Some aspects regarding our present study should be taken into consideration. Firstly, we did not compare our present results with a control arm of healthy volunteers, as there are ethical concerns regarding the request for semen parameters. Secondly, we evaluated the fertility potential based on the semen parameters only and not the childbearing status of the subjects, which might more specifically reflect fertility, and we did not investigate the impact of varicocelectomy, which could elucidate a treatment effect. Furthermore, conducting the study may raise concerns regarding its justification, as far as the treatment of the unilateral, left SV is not recommended by current guidelines [Citation12]. However, various reports remind us that the condition should not be overlooked. For instance, a SV may play a pivotal role in fertility status when accompanied by a left clinical one, as already mentioned [Citation10]. Additionally, infertile patients with SV may enjoy improvements in their semen quality after correction, which may permit the use of less demanding assisted-reproduction technologies; such results are consistent with the beneficial impact of treatment of clinical varicoceles [Citation14]. Moreover, small or SVs or collaterals, which may become clinically apparent in the future may be the cause of the recurrence of clinical forms [Citation51]. Therefore, we believe that the results of our present study have reasserted the significance of the condition, whereas the selection of CDU, as a daily tool in urological practice, attaches reproducibility to our results. In addition, specific observations such as bilateral disease or the use of haemodynamic markers may prove helpful to the urologist in order to map the management of patients with SV who are at risk or suffer from infertility.

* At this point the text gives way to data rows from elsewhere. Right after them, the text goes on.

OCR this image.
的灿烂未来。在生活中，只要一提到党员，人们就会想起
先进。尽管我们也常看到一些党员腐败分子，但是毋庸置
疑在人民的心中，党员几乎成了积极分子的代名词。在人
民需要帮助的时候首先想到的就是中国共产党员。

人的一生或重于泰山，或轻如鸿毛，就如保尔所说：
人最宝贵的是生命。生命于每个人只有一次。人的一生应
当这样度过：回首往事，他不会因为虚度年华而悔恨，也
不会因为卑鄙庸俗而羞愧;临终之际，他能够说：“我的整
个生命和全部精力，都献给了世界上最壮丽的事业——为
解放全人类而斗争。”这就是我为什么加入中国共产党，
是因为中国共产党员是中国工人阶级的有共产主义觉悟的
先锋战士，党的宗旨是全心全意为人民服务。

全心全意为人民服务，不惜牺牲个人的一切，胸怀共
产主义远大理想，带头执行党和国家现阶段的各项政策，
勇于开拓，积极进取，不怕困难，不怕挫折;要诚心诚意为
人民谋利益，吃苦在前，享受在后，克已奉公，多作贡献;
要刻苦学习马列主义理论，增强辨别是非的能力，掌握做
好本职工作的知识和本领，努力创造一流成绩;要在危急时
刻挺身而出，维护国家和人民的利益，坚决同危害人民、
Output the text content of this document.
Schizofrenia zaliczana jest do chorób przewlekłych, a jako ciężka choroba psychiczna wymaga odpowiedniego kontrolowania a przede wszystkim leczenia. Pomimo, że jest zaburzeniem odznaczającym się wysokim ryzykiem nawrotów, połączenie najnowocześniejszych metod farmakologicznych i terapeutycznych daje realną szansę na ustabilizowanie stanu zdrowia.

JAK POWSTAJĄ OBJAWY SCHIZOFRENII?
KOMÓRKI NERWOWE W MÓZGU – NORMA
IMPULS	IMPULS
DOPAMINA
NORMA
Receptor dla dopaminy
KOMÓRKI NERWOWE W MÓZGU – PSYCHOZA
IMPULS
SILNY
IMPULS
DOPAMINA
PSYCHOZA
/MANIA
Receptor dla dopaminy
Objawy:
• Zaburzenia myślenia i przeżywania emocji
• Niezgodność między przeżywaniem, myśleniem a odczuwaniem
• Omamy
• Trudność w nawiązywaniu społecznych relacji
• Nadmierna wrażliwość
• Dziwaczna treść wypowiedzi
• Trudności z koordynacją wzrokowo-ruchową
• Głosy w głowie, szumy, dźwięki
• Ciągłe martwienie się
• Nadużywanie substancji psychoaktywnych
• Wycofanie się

In conclusion, our present results showed that classic US signs, such as venous size, TTV alone or type of reflux were not sufficient to indicate patients with SV and dyspermia. On the other hand, men with abnormal semen parameters and SV have significant differences in their testicular haemodynamics; findings that implicate that impaired testicular microcirculation may be a cause of dyspermia. Furthermore, it seems that the presence of bilateral SV increases the risk of abnormalities in the sperm; whether these men could benefit or not by surgical intervention could be a future challenge. Finally, patients with SV and semen abnormalities had lower, albeit within normal limits, testosterone, findings that indicate a possible negative effect of SV on testicular, endocrine function.

Disclosure statement

No potential conflict of interest was reported by the authors.